Davacı 03.12.1985- 30.11.1991 tarihleri arasında 1479 sayılı Yasa kapsamında sigortalı olduğunun tespitine karar verilmesini talep etmekte olup, davanın yasal dayanağı 01.04.1972 tarihinde yürürlüğe giren 1479 sayılı Kanundur. Anılan Kanunun 24’üncü ve 25’inci maddelerinde kendi adına ve hesabına çalışanlar olarak nitelendirilen bağımsız çalışanlardan kanunla kurulu meslek kuruluşlarına yazılı olan gerçek kişiler, meslek kuruluşuna yazılarak çalışmaya başladıkları tarihten itibaren zorunlu sigortalı sayılmış iken, anılan maddelerde 2229 sayılı Kanun ile yapılan ve 04.05.1979 günü yürürlüğe giren değişiklik ile meslek kuruluş kaydı zorunluluğu kaldırılarak, kendi adına ve hesabına çalışma olgusu sigortalılık niteliğini kazanmak için yeterli kabul edilmiştir. Daha sonra, 20.04.1982 tarihinde yürürlüğe giren 2654 sayılı Kanunla değişik 1479 sayılı Kanunun 24’üncü maddesinin (1) numaralı bendinin (a) ve (h) fıkralarında, diğer sosyal güvenlik kuruluşları kapsamı dışında kalan ve herhangi bir işverene hizmet akdi ile bağlı olmaksızın kendi adına ve hesabına bağımsız çalışanların zorunlu sigortalı kabul edilebilmesi için, esnaf ve sanatkârlar gibi ticari kazanç veya serbest meslek kazancı dolayısıyla gerçek veya götürü usulde gelir vergisi yükümlüsü olanlar yönünden vergi kaydı, gelir vergisinden bağışık olanlar yönünden kanunla kurulu meslek kuruluşlarına usulüne uygun olarak kayıtlı bulunma koşulu getirilmiş; anılan madde 22.03.1985 günü yürürlüğe giren 3165 sayılı Kanunla bir kez daha değiştirilip kapsam genişletilerek, gerçek veya götürü usulde gelir vergisi yükümlüsü olanlar (vergi kaydı bulunanlar) veya esnaf ve sanatkâr siciline kayıtlı bulunanlar ya da kanunla kurulu meslek kuruluşunda usulüne uygun kaydı olanlar zorunlu sigortalı olarak kabul edilmiş, anılan düzenleme 4956 sayılı Kanunun yürürlüğe girdiği 02.08.2003 tarihine kadar geçerliliğini korumuştur. 4956 sayılı Kanunun 14’üncü maddesiyle değiştirilen hükümle zorunlu sigortalılık kapsamına yalnızca, ticari kazanç veya serbest meslek kazancı dolayısıyla gerçek veya basit usulde gelir vergisi yükümlüsü olanlar alınmış, gelir vergisinden bağışık tutulanlar yönünden ise Esnaf ve Sanatkâr Sicili ile birlikte aynı zamanda kanunla kurulu meslek kuruluşuna yöntemince kayıtlı bulunma koşulları getirilmiştir.

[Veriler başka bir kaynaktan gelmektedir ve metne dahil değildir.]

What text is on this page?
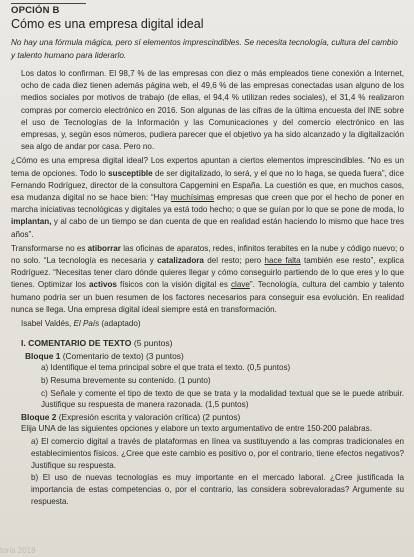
OPCIÓN B

Cómo es una empresa digital ideal

No hay una fórmula mágica, pero sí elementos imprescindibles. Se necesita tecnología, cultura del cambio y talento humano para liderarlo.

Los datos lo confirman. El 98,7 % de las empresas con diez o más empleados tiene conexión a Internet, ocho de cada diez tienen además página web, el 49,6 % de las empresas conectadas usan alguno de los medios sociales por motivos de trabajo (de ellas, el 94,4 % utilizan redes sociales), el 31,4 % realizaron compras por comercio electrónico en 2016. Son algunas de las cifras de la última encuesta del INE sobre el uso de Tecnologías de la Información y las Comunicaciones y del comercio electrónico en las empresas, y, según esos números, pudiera parecer que el objetivo ya ha sido alcanzado y la digitalización sea algo de andar por casa. Pero no.

¿Cómo es una empresa digital ideal? Los expertos apuntan a ciertos elementos imprescindibles. “No es un tema de opciones. Todo lo susceptible de ser digitalizado, lo será, y el que no lo haga, se queda fuera”, dice Fernando Rodríguez, director de la consultora Capgemini en España. La cuestión es que, en muchos casos, esa mudanza digital no se hace bien: “Hay muchísimas empresas que creen que por el hecho de poner en marcha iniciativas tecnológicas y digitales ya está todo hecho; o que se guían por lo que se pone de moda, lo implantan, y al cabo de un tiempo se dan cuenta de que en realidad están haciendo lo mismo que hace tres años”.

Transformarse no es atiborrar las oficinas de aparatos, redes, infinitos terabites en la nube y código nuevo; o no solo. “La tecnología es necesaria y catalizadora del resto; pero hace falta también ese resto”, explica Rodríguez. “Necesitas tener claro dónde quieres llegar y cómo conseguirlo partiendo de lo que eres y lo que tienes. Optimizar los activos físicos con la visión digital es clave”. Tecnología, cultura del cambio y talento humano podría ser un buen resumen de los factores necesarios para conseguir esa evolución. En realidad nunca se llega. Una empresa digital ideal siempre está en transformación.

Isabel Valdés, El País (adaptado)

I. COMENTARIO DE TEXTO (5 puntos)

Bloque 1 (Comentario de texto) (3 puntos)

a) Identifique el tema principal sobre el que trata el texto. (0,5 puntos)

b) Resuma brevemente su contenido. (1 punto)

c) Señale y comente el tipo de texto de que se trata y la modalidad textual que se le puede atribuir. Justifique su respuesta de manera razonada. (1,5 puntos)

Bloque 2 (Expresión escrita y valoración crítica) (2 puntos)

Elija UNA de las siguientes opciones y elabore un texto argumentativo de entre 150-200 palabras.

a) El comercio digital a través de plataformas en línea va sustituyendo a las compras tradicionales en establecimientos físicos. ¿Cree que este cambio es positivo o, por el contrario, tiene efectos negativos? Justifique su respuesta.

b) El uso de nuevas tecnologías es muy importante en el mercado laboral. ¿Cree justificada la importancia de estas competencias o, por el contrario, las considera sobrevaloradas? Argumente su respuesta.

toria 2018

1479 sayılı Kanunda, 506 sayılı Kanunun 79. maddesine paralel geçmişe yönelik sigortalılık tesciline imkan veren yasal düzenleme bulunmadığından anılan sigortalılık niteliğine sahip olunmadığı döneme ait prim borçlarının daha sonraki tarihlerde Kurumca hatalı olarak geriye dönük tahsil edilmesi de ilgiliye zorunlu sigortalılık hakkı kazandırmaz. Ancak ödemelerin icra takibi sonucu gerçekleştiği veya 06.03.1992 günü yürürlüğe giren 3780 sayılı Kanun ile 16.05.1997 tarihinde yürürlüğe giren 4247 sayılı Kanun hükümleri (af) kapsamında yatırıldığı hallerde, Medeni Kanunun 2. maddesinde düzenlenen iyiniyet kuralları çerçevesinde, Kurumun geçmişe yönelik prim borçlarını tahsil edip uzun süre nemalandırmasından sonra, anılan döneme yönelik sigortalılığın iptalinin iyiniyetle bağdaşmayacağı gözetilerek, geçmişe yönelik prim ödemelerinin kapsadığı sürenin isteğe bağlı sigortalılık süresi olarak kabulü gerekir.
Yargılamaya konu somut olayda dosya kapsamından; Davacının, 23.11.1999 tarihli (Bağ-Kur Sigortalı Bilgileri başlıklı) ekstreye göre sigorta başlangıcının 03.12.1985, terk tarihinin 31.01.1995 olduğu, 9 yıl 1 ay 28 gün sigortalılığa ilişkin prim borcu bulunmadığı, ihtilaflı döneme ilişkin prim borcunun Kurumca icraen tahsil edildiği anlaşılmaktadır.
Bu maddi ve hukuki olgular göz önünde bulundurulmaksızın,davaya konu dönemdeki primlerin Kurumca icra yolu ile tahsil edilmesine göre, bu döneme ilişkin sigortalılığın kabul edilmesi gerektiği düşünülmeksizin, mahkemece yanılgılı değerlendirme ile davanın reddine dair yazılı şekilde hüküm kurulması usul ve yasaya aykırı olup bozma nedenidir.
O hâlde, davacı vekilinin bu yönleri amaçlayan temyiz itirazları kabul edilmeli ve hüküm bozulmalıdır.
SONUÇ: Temyiz edilen hükmün yukarıda açıklanan nedenlerle BOZULMASINA, temyiz harcının istek halinde davacıya iadesine, 08.03.2018 gününde oybirliğiyle karar verildi.